Oral Themed Presentation
Background: : Current American Heart Association (AHA) guidelines for pediatric advanced life support incorporating team leadership skills practice into resuscitation training.1 Quality assurance reviews of clinical resuscitation events in our emergency department (ED) identified opportunities for advanced leadership training for pediatric emergency medicine (PEM) attending and fellow physicians to optimize team performance. Strong team leadership is tied to resuscitation success. Simulation is a setting where leaders may be provided formative feedback and engage in rapid cycle deliberate practice.1-3 Literature describing specifically how to improve the resuscitation leadership skills of experienced physicians is limited.2,4-5
Research Question: : Assess the impact of a new simulation – based advanced team leader training course on team performance in clinical resuscitation events.
Methodology: : PEM attending and fellow physicians attended a one-hour session on team leadership skills prior to participating in an interprofessional emergency department (ED) simulation. Four specific goals were identified: team huddle with role assignments prior to patient arrival, rapid patient transfer, primary survey complete within three minutes and summary statement within five minutes. Participants then practiced caring for a simulated seizing patient. Facilitators provided feedback using rapid cycle deliberate practice. Team leader goals were shared with all interprofessional participants. Quality assurance monitoring of real resuscitations occurred both before and after training.
Results: : During the intervention (Mar - May 2018), 21/38 (55%) of ED supervising physicians completed team leader training. Quality assurance reviews of real resuscitations showed that primary survey exams were completed within 3 minutes pre-intervention 4/14 (28%) and post-intervention 15/20 (75%). The frequency with which team leaders made summary statements within 5 minutes pre-intervention was 7/14 (50%) and post-intervention 17/20 (85%). Time to bed data is under analysis.

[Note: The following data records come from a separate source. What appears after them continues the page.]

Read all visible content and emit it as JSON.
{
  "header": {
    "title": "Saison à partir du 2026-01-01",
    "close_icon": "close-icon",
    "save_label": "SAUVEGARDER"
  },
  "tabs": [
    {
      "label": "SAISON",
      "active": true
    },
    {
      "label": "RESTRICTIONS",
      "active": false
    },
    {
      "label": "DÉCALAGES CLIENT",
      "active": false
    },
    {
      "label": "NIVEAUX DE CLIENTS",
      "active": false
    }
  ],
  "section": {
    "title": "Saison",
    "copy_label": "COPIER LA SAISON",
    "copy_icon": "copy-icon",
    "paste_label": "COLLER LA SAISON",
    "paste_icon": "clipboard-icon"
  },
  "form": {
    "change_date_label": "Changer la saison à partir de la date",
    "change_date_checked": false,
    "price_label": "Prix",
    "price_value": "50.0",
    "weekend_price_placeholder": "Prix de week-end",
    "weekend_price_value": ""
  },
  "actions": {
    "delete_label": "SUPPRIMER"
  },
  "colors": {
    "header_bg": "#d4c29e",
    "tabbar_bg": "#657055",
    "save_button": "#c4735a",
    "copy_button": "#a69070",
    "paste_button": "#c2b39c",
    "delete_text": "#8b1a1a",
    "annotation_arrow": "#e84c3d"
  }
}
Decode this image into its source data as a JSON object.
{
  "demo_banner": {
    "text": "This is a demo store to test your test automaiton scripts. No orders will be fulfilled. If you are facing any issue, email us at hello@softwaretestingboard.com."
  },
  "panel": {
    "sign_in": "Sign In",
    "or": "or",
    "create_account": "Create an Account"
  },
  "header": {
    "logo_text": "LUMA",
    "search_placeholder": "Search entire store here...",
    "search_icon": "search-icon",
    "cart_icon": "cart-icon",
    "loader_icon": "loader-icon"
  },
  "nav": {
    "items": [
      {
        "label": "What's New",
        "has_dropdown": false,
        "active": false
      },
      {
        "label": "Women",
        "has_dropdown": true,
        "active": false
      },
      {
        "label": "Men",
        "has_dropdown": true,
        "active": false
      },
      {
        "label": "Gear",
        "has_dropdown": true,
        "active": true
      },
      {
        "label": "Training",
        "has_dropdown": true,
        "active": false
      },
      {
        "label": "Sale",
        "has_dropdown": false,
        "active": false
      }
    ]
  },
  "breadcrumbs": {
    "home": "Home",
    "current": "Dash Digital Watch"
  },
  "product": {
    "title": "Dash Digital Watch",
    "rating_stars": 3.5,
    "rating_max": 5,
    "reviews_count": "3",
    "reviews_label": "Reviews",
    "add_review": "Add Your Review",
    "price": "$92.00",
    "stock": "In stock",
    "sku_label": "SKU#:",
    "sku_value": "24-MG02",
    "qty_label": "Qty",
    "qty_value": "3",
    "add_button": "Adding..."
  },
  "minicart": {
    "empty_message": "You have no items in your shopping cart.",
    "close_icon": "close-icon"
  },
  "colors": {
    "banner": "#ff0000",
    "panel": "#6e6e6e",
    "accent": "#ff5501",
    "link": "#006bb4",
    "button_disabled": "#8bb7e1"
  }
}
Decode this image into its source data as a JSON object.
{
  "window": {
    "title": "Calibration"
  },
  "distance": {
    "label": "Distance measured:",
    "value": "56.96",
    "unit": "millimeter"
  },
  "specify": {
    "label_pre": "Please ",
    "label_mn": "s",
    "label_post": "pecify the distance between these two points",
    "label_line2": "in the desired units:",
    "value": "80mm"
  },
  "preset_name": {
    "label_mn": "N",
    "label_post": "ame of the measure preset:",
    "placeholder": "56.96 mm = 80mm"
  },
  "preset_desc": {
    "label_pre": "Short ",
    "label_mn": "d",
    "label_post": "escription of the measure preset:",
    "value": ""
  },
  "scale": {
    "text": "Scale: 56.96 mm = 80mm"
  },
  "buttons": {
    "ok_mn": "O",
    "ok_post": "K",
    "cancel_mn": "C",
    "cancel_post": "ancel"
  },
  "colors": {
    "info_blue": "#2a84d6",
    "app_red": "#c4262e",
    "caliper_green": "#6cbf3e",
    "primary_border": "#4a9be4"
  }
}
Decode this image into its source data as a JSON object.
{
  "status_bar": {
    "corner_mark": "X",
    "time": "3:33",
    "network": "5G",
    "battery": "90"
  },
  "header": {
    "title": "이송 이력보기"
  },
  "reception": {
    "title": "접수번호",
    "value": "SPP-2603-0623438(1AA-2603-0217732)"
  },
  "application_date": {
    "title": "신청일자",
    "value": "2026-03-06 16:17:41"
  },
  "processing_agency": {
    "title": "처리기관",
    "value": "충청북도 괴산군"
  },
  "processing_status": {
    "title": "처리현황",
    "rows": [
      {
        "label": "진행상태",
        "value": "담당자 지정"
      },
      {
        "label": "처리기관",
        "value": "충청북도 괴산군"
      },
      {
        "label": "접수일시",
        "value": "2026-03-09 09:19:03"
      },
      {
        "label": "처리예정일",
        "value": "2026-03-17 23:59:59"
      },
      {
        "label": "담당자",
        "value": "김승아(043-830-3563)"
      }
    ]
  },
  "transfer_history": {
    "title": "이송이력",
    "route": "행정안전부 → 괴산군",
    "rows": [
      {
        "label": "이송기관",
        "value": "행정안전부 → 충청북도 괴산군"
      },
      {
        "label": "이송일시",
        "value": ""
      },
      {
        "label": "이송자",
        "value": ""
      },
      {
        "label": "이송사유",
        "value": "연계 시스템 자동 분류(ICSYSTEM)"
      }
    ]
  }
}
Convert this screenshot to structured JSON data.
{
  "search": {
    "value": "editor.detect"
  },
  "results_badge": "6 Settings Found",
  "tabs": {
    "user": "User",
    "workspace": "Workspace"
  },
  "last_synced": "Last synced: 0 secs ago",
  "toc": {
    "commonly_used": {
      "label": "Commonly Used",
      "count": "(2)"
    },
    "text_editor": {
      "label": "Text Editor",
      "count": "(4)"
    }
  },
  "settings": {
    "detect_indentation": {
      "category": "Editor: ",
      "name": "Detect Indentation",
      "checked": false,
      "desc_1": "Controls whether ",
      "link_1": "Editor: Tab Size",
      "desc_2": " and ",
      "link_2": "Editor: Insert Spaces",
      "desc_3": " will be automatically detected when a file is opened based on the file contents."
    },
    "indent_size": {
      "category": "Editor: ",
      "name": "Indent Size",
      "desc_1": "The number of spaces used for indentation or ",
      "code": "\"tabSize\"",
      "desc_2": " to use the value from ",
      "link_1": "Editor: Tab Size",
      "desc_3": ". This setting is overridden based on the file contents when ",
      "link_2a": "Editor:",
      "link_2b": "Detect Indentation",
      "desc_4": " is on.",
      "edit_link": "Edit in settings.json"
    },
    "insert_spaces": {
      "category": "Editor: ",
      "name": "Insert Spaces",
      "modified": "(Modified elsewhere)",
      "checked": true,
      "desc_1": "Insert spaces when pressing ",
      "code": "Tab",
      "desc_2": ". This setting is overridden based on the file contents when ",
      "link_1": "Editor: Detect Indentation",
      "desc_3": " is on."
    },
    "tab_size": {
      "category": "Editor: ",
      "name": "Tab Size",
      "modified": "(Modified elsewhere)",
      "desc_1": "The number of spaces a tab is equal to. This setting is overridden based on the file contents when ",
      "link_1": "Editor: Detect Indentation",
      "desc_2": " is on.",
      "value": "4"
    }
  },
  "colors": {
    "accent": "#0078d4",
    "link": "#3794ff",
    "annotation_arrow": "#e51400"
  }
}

Discussion/Conclusions: : Teams showed improvement in time to primary survey and summary statement completion in real resuscitations following the implementation of team leader training. Time to bed data is under analysis. Improvement occurred despite including a new academic year in the post-intervention data, with less experienced trainees joining resuscitation teams. Team huddles were difficult to assess: frequently, resuscitation videos start upon a patient’s arrival. Team performance metrics increased, despite only half of the supervising physicians in the division participating in team leader training. Qualitatively, teams appeared more organized. On-going quality assurance review will monitor performance and identify additional areas for improvement.